The Missouri Synod Constitution has no mention of "bishop" or "superintendent," and a previous synodical convention resolution made this clear, as noted in June 15, 2000, CCM Opinion 00-2202 (p. 67 of 80), when an errant English District tried to change the title of their district president to "Bishop" (and failed to learn their lesson repeatedly over the next 15 years)
What the LCMS Constitution/Bylaws do mention in detail (Bylaw 5.2) is a Circuit Visitor as "the principal officer of the circuit." Of course, the circuit visitor doesn't wear a mitre and carry a crozier are part of his listed duties and privileges.
The Missouri Synod has a congregational polity, so the Missouri Synod needs a Romish episcopal structure and titles like a fish needs a bicycle.
This Vehse person is intent on missing the point every chance he gets. LOL.
No, we don't have a strictly congregational polity. If we did, we couldn't discipline errant pastors or congregations. Just look at how the Congregationalists, who have a strictly congregational polity, ended up with a third of their congregations embracing unitarian beliefs, and nothing could be done about it.
But I don't want a "Romish episcopal structure," either.

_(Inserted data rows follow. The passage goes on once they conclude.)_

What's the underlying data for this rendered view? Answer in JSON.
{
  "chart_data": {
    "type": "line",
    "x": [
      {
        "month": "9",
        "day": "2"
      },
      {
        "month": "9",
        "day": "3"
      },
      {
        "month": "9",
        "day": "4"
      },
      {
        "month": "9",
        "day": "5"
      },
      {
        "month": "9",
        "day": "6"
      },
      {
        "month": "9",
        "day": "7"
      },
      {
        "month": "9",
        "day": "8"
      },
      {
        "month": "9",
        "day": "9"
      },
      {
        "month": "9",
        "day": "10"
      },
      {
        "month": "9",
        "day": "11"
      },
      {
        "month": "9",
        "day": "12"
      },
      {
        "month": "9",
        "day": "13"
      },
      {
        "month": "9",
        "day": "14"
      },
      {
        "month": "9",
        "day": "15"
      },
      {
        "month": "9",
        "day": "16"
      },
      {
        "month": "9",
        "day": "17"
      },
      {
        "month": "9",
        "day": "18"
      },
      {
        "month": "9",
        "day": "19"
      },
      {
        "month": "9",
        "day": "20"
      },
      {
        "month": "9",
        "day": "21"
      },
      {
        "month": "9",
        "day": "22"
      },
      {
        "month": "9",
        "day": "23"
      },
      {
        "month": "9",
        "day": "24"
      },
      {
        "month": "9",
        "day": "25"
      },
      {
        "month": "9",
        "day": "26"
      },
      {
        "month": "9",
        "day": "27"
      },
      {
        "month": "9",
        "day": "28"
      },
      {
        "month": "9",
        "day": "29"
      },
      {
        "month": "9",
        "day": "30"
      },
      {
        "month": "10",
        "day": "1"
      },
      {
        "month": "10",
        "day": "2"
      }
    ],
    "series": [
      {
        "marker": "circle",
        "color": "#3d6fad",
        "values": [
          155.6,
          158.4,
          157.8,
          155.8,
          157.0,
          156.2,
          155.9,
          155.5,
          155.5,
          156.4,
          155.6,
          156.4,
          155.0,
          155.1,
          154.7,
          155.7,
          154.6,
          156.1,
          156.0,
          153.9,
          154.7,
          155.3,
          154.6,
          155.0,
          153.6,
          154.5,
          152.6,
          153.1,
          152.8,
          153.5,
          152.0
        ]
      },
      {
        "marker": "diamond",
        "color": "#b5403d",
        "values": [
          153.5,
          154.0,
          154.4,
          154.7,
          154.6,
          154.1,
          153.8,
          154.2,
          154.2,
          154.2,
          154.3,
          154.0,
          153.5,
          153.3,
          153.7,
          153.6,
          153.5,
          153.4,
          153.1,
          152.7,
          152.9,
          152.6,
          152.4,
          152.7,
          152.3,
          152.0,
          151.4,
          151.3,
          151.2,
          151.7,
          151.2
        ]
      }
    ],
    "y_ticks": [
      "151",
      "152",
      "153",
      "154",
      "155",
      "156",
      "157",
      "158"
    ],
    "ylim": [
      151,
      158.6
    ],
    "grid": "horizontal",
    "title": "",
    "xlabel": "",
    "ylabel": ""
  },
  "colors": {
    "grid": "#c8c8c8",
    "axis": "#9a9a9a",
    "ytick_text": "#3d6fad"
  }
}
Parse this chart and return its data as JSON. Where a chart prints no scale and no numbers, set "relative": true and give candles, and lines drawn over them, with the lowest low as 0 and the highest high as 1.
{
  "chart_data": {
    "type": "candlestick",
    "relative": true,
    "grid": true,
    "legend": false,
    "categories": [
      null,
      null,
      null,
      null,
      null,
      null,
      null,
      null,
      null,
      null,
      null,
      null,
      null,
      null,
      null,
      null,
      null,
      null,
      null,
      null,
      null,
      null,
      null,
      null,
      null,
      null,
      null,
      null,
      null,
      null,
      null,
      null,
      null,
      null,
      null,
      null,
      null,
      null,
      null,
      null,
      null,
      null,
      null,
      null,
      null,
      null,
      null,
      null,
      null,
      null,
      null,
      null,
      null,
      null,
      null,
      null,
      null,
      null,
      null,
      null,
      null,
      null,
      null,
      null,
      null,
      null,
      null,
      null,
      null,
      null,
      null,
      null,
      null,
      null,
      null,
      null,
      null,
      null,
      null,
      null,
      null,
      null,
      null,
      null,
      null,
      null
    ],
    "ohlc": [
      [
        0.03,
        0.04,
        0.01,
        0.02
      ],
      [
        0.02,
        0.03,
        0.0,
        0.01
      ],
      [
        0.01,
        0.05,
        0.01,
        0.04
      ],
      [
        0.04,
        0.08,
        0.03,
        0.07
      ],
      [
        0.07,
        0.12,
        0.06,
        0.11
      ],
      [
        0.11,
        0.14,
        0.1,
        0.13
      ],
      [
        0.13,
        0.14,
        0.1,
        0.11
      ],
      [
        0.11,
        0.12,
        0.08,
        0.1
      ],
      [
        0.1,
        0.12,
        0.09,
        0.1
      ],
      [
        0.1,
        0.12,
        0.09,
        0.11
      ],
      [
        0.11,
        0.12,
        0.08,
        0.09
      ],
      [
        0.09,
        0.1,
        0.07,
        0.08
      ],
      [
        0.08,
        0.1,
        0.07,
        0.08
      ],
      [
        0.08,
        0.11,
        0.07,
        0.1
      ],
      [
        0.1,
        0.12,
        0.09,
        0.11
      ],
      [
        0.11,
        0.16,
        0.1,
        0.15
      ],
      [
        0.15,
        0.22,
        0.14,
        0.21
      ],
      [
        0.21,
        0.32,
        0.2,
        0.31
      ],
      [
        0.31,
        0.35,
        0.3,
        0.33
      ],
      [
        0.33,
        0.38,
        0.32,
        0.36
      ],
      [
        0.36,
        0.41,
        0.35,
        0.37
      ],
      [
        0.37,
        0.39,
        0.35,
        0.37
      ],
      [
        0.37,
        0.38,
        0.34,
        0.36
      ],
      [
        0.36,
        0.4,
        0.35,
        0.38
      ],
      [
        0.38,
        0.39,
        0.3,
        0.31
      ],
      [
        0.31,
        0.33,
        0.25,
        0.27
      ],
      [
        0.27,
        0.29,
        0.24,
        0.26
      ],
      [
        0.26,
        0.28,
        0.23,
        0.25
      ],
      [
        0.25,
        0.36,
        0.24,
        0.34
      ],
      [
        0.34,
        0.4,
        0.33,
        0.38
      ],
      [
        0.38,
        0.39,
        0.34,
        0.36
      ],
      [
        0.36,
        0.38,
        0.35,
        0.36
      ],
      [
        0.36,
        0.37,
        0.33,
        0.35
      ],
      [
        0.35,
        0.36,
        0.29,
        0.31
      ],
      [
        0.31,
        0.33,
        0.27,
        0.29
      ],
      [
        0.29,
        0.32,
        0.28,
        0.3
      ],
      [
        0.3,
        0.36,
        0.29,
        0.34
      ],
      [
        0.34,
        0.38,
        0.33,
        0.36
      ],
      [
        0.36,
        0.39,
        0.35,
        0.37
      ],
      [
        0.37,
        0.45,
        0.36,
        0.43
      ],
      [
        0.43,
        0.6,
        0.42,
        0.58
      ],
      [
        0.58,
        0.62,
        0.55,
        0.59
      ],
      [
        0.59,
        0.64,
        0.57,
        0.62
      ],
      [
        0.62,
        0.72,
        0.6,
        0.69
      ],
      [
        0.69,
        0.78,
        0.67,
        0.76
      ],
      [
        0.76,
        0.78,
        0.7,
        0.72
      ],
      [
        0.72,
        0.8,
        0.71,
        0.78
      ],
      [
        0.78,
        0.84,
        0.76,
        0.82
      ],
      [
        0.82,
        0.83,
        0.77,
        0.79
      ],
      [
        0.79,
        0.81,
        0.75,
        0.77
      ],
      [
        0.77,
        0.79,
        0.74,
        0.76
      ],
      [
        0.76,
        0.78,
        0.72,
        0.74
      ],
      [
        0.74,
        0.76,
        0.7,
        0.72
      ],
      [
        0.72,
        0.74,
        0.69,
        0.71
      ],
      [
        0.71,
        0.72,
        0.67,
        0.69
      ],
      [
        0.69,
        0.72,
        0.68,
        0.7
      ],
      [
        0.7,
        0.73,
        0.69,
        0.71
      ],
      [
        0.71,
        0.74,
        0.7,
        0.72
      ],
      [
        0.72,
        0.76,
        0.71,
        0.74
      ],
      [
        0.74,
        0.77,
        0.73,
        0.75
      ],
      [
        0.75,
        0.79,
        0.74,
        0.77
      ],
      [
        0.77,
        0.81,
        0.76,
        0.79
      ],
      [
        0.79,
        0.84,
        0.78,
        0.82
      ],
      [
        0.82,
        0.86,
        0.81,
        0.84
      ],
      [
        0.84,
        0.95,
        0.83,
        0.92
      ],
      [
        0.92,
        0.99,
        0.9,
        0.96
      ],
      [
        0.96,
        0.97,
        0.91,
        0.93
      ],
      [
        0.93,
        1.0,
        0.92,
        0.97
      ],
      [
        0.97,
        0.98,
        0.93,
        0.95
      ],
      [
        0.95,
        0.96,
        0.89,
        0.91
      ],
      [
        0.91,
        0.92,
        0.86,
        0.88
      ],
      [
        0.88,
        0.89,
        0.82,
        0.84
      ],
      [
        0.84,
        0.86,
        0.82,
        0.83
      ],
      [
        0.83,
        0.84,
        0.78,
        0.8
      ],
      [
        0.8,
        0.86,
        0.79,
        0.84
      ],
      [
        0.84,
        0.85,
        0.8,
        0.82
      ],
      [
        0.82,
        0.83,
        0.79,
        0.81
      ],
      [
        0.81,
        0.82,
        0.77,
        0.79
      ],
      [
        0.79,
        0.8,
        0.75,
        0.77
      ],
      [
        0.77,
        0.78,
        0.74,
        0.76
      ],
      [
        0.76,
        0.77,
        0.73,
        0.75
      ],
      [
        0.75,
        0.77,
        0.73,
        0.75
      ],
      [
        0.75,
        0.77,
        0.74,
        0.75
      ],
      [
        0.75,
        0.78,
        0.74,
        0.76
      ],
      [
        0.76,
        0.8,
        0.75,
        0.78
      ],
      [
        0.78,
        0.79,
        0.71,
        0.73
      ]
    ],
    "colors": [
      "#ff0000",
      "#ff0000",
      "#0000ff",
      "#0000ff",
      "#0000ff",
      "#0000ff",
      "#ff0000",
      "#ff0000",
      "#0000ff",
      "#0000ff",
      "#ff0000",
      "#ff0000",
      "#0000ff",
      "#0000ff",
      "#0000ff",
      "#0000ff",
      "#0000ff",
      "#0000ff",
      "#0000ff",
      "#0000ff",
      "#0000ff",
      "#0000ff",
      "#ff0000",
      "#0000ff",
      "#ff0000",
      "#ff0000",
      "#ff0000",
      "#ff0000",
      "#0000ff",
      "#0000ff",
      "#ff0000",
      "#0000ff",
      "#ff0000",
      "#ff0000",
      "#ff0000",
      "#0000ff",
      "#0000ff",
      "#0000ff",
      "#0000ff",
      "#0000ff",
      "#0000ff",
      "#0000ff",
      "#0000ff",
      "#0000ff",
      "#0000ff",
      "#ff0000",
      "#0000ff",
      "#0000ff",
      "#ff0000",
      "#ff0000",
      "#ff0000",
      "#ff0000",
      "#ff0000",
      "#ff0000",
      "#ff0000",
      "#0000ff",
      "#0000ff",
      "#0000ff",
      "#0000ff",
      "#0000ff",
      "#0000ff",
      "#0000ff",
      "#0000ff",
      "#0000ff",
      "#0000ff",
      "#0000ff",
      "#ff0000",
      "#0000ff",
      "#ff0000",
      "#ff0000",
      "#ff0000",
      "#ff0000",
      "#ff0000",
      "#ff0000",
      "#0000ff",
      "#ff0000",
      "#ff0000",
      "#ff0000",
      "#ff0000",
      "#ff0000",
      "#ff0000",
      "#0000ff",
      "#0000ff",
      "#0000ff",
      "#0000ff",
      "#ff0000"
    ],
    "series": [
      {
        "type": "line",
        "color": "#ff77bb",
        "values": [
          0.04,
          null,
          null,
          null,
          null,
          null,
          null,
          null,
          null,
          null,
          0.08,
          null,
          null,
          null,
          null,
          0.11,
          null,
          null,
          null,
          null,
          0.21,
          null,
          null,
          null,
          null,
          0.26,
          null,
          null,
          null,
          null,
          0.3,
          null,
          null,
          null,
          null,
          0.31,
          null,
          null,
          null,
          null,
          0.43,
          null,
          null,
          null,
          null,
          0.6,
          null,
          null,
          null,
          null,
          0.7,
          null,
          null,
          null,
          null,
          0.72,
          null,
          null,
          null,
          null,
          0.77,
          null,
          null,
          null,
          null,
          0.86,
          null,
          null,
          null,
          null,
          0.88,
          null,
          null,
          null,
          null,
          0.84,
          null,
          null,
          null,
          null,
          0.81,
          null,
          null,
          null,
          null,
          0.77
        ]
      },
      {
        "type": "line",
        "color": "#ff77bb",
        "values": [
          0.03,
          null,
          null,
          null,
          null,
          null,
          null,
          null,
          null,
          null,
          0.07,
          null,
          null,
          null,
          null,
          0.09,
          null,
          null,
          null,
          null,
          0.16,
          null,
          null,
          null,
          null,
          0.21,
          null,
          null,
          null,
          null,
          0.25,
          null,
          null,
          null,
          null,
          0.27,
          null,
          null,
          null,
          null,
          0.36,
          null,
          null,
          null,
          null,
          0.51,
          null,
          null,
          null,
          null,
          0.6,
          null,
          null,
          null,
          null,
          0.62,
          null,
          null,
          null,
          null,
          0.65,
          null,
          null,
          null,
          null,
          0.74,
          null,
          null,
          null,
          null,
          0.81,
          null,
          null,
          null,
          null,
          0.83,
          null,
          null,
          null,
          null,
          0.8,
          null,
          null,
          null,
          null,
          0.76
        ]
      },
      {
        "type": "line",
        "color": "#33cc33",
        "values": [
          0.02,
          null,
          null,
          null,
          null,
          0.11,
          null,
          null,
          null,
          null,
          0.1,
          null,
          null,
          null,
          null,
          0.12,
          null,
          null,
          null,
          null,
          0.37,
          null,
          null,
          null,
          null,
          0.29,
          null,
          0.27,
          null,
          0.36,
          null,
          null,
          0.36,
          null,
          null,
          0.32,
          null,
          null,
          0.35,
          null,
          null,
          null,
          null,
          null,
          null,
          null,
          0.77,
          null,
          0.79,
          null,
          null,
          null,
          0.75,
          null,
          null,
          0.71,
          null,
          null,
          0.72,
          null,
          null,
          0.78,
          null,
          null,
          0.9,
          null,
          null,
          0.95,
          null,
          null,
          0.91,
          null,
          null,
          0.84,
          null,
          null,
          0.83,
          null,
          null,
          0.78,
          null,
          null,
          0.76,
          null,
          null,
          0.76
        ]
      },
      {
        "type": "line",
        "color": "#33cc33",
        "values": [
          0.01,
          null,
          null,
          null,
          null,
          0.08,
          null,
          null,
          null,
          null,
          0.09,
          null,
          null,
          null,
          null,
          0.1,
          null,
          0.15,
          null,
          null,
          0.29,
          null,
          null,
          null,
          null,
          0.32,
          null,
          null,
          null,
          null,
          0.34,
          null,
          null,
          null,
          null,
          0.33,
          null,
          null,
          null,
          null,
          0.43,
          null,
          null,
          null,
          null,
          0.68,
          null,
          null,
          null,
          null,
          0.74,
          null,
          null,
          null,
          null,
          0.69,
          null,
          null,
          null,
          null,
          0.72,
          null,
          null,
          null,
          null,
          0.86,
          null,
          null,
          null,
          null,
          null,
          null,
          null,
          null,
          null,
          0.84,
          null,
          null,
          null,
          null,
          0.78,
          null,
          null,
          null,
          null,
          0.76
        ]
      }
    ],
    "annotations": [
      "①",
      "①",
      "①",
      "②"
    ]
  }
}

I'm even rather "meh" about miters and croziers. I do want there to be ecclesiastical oversight without ecclesiastical tyranny. Call him whatever you want, a president/bishop/Präses should be all about ensuring sound doctrine and practice. On other matters he may put in his two cents worth or appeal to good order in the church, but he only has the power to persuade, not the power to enforce his will. No Grabau clone need apply for the job.
No one here has claimed the Synod is a "strictly congregational polity." However, Wilhelm Loehe did refer to the Missouri Synod polity as "amerikanische Poebelherrschaft" (American mob-rule).
As for ecclessiastical supervision, the Missouri Synod did have a working adjudication system until SP Bohlmann got his CCM minions to pull a Jan 1992 CCM opinion out of their keister that prevented Bohlmann's ecclessiastical supervisor (the Missouri District DP, per the then-Bylaws) from suspending the SP. And then the 1992 Synod Convention dudheads replaced the adjudication system with an effeminate DRP process. Today, that DRP process has essentially be replaced by the so-called Koinonia project an even more useless process.
Vehse, have you ever been a delegate to a district or synodical convention? If not, why not put your hat in the ring and then you would be able to share your wisdom from the floor of the convention with all the "dudhead" delegates. Just a suggestion.
Yes, I have, and I did argue against and had removed some false (and leftist) teaching in an overture being considered by the convention.
So you can take your suggestion back.